Turn from: http://www.ibm.com/developerworks/cn/xml/tips/x-tipsaxis/index.html
When you use the SAX API, all input starts with the Org.xml.sax.InputSource class. This class is contained in the SAX API and provides input specifications (through standard Java constructs similar to file or I/O streams) and also provides a common system identity. Then, SAX extracts this information from the InputSource when parsing, allowing it to resolve external entities and other source-specific resources.
Similarly, when you use wrappers for SAX (similar to the JAXP API), you can invoke different methods. Finally, Parse uses SAX inputsource. For example, consider the code snippet shown in Listing 1, which uses JAXP to start the SAX parsing.
Listing 1. Using JAXP for SAX parsing
saxparserfactory SPF = saxparserfactory.newinstance (); SAXParser parser = Spf.newsaxparser (); Parser.parse (MyFile, MyHandler);
Even if the Java.io.File file is entered, it is converted to a sax InputSource before being forwarded to the underlying SAX implementation. This transformation occurs because the JAXP code eventually accesses the Org.xml.sax.XMLReader class, which provides only the two signatures shown in Listing 2 for startup resolution.
Listing 2. Parse entry point for XMLReader
Public void Parse (InputSource inputsource), public void Parse (String systemid) ;
On this basis, most SAX parser implementations (such as Apache Xerces) actually convert the string system identity to InputSource and assign it to the parse () version that receives InputSource. Regardless of how you encode your own application, SAX eventually receives InputSource for resolution. However, not all of these methods are equally well handled.

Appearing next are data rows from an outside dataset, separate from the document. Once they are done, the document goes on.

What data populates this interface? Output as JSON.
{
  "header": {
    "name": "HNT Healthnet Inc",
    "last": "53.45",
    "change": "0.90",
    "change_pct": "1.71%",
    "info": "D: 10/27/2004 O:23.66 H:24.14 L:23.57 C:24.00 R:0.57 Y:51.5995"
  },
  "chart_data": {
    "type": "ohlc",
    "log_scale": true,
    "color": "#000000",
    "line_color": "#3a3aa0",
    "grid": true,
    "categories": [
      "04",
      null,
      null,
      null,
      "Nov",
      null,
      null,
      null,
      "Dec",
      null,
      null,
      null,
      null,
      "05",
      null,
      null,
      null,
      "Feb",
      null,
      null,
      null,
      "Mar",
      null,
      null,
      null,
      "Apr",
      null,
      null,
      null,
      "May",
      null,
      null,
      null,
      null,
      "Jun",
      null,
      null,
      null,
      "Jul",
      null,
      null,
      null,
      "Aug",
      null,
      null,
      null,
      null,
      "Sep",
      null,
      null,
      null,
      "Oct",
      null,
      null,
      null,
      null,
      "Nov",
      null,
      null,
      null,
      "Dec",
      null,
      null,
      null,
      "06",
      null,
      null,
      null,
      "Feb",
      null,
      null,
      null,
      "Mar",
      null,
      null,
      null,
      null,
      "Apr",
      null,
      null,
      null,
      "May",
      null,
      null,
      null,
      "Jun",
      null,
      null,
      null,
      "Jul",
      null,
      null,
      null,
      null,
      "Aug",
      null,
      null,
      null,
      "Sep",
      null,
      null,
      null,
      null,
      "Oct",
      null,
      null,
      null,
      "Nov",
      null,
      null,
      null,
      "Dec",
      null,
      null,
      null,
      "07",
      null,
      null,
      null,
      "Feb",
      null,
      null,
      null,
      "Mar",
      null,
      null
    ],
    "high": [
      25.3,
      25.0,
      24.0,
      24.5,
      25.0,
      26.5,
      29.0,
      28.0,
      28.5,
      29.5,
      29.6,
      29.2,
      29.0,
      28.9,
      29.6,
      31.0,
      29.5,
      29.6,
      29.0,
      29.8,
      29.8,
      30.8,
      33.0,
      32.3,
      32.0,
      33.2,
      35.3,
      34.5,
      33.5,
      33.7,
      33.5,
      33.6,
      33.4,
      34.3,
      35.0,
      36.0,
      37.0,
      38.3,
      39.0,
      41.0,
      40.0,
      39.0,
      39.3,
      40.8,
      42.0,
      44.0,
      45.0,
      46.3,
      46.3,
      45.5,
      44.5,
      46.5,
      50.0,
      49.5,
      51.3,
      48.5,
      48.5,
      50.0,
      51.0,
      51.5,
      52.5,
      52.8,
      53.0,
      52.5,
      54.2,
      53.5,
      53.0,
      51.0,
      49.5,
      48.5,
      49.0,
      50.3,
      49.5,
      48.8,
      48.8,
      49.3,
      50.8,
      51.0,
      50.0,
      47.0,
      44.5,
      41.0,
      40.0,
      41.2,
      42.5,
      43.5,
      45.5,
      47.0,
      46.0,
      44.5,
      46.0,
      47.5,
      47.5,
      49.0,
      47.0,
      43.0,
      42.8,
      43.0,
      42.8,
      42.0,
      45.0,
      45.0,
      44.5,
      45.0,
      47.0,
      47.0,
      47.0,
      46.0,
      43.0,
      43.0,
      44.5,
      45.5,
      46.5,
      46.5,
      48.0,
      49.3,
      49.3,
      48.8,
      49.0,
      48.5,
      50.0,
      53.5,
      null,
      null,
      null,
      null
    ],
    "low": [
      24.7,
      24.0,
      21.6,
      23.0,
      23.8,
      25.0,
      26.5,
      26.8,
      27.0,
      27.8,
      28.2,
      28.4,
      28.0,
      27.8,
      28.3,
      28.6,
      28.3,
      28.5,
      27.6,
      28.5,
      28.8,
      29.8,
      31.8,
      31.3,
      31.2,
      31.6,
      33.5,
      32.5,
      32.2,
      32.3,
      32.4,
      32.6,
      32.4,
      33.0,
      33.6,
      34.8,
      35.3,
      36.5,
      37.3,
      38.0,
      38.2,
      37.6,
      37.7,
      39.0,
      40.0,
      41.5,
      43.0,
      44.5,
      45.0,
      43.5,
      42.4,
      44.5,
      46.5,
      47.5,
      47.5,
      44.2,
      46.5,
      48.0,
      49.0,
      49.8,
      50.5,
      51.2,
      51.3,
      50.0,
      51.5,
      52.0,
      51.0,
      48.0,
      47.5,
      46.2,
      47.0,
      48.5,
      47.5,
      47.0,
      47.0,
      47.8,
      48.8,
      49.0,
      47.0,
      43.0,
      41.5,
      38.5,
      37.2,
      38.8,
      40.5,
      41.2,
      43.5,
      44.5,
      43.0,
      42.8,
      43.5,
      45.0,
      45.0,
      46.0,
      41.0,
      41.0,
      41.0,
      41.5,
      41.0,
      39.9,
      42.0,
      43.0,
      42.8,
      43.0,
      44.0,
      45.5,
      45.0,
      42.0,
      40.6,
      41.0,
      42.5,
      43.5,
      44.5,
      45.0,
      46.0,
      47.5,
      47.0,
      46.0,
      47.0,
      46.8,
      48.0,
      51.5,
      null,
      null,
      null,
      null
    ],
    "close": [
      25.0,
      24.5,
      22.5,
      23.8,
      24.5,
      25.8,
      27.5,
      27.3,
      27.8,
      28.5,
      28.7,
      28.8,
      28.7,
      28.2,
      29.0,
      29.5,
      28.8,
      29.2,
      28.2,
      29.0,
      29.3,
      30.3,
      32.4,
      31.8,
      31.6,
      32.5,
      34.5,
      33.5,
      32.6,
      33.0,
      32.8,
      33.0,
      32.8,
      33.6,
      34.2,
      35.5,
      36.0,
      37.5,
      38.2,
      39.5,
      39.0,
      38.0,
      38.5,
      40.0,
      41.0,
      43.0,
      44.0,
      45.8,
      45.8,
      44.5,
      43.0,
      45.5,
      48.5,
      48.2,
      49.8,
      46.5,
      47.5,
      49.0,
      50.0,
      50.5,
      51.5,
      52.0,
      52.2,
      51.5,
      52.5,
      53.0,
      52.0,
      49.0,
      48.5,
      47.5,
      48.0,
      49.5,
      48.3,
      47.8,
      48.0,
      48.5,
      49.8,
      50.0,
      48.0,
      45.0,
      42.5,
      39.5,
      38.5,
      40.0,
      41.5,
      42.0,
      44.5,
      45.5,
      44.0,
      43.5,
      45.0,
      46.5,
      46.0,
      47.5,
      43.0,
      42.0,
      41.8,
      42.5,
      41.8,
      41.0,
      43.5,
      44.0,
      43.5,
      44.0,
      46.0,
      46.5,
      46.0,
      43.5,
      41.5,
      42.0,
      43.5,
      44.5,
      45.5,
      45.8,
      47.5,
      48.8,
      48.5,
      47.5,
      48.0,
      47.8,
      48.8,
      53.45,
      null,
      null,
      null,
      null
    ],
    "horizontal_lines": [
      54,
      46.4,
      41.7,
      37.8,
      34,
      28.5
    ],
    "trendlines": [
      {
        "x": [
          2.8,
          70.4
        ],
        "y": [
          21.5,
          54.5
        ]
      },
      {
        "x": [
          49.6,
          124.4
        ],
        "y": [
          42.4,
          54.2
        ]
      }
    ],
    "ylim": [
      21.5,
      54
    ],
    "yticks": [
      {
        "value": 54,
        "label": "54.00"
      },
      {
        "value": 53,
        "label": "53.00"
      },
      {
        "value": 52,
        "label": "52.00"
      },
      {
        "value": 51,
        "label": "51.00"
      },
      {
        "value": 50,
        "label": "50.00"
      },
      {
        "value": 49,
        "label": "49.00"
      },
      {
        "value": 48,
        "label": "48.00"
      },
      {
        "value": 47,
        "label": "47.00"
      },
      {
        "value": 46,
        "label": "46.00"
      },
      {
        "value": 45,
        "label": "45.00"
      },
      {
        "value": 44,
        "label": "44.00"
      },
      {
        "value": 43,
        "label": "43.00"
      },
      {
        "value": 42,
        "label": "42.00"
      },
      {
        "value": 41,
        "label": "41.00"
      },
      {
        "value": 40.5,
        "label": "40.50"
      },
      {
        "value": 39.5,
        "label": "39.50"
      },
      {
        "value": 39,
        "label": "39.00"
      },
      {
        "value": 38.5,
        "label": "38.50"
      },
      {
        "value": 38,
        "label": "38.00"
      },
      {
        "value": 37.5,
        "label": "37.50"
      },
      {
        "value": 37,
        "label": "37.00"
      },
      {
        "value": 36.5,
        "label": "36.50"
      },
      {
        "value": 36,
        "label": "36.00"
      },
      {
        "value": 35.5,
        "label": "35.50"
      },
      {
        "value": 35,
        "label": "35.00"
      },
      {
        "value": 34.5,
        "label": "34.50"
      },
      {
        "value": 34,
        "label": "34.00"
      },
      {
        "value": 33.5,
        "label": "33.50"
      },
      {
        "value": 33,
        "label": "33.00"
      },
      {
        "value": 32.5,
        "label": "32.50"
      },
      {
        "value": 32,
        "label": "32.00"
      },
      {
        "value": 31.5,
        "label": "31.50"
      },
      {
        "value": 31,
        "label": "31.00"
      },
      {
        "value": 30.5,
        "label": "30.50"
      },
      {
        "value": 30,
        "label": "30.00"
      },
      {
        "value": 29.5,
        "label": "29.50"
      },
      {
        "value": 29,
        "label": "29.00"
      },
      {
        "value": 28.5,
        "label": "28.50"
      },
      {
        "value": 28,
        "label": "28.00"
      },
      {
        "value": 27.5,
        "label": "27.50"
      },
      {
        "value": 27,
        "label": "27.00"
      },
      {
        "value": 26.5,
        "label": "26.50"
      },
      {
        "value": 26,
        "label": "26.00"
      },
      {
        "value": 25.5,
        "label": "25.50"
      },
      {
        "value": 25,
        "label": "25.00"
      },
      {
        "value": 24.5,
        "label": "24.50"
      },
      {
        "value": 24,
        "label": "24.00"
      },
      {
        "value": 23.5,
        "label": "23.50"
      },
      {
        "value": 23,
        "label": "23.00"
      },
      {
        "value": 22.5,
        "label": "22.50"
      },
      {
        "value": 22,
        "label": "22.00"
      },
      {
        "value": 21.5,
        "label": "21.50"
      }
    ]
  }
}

To avoid unpleasant surprises in your code, it's best to use the SAX InputSource class directly, rather than having JAXP or sax handle the task for you. Because the implementation must handle every possible situation, you will often see the code that constructs the InputSource instance, similar to the one shown in Listing 3.
Listing 3. General method of InputSource construction
InputSource InputSource = new InputSource ();//may be a null parameter Inputsource.setbytestream (InputStream); Be a null parameter inputsource.setcharacterstream (reader); May be a null parameter Inputsource.setsystemid (SYSTEMID); May be a null parameter inputsource.setpublicid (PUBLICID); Derived parameter inputsource.setencoding (encoding);
As you can see from the comments, many of these methods are passed null parameters. Although it doesn't take much time to execute these methods, every second of the XML parsing application is critical; Unfortunately, these methods of not doing anything waste valuable time. By constructing the InputSource instance yourself, you can simplify the process to one to two method invocations, as shown in Listing 4.

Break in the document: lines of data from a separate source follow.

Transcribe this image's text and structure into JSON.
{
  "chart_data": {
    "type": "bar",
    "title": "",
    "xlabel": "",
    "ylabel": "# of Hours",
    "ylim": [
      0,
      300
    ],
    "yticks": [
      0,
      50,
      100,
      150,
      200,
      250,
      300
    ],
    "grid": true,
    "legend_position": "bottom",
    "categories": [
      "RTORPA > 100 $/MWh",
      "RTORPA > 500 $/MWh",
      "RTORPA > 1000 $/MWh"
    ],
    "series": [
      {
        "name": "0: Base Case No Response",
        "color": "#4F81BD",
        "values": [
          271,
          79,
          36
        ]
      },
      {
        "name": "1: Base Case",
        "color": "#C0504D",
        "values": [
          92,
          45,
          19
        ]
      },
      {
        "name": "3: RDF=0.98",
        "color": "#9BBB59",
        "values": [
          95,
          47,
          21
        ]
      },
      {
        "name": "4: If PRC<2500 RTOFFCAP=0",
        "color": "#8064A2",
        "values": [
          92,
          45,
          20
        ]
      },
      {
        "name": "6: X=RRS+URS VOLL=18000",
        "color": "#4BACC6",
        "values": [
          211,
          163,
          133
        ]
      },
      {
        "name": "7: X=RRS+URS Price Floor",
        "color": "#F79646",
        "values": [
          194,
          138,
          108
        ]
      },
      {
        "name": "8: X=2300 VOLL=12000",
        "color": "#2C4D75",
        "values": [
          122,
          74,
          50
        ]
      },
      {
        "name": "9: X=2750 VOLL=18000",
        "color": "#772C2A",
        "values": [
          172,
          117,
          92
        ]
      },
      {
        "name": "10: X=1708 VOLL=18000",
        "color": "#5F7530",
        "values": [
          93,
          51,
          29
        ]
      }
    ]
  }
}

Listing 4. Improved InputSource construction
InputSource InputSource = new InputSource (myinputstream); Inputsource.setsystemid ("http://www.oreilly.com"); Inputsource.setencoding ("UTF-8");
I also used the setencoding () method to tell the SAX parser what encoding to use, which is important in XML applications that involve internationalization or use of multibyte character sets.
However, there is another problem: it is common for character encodings to encode code with a manual encoding that is different from the one provided by the input stream (via Java.io.InputStream or Java.io.Reader). If these encodings do not match, various parsing problems may occur. To avoid this, always create your inputsource with the Java InputStream instead of Reader or String system identities (these are all possible options for the JAXP API). When you provide InputStream, the sax implementation encapsulates the stream in InputStreamReader, and Sax automatically detects the correct character encoding from the stream. You can then omit the setencoding () step and reduce the method call again. The result is that the application runs faster and the character encoding is always correct.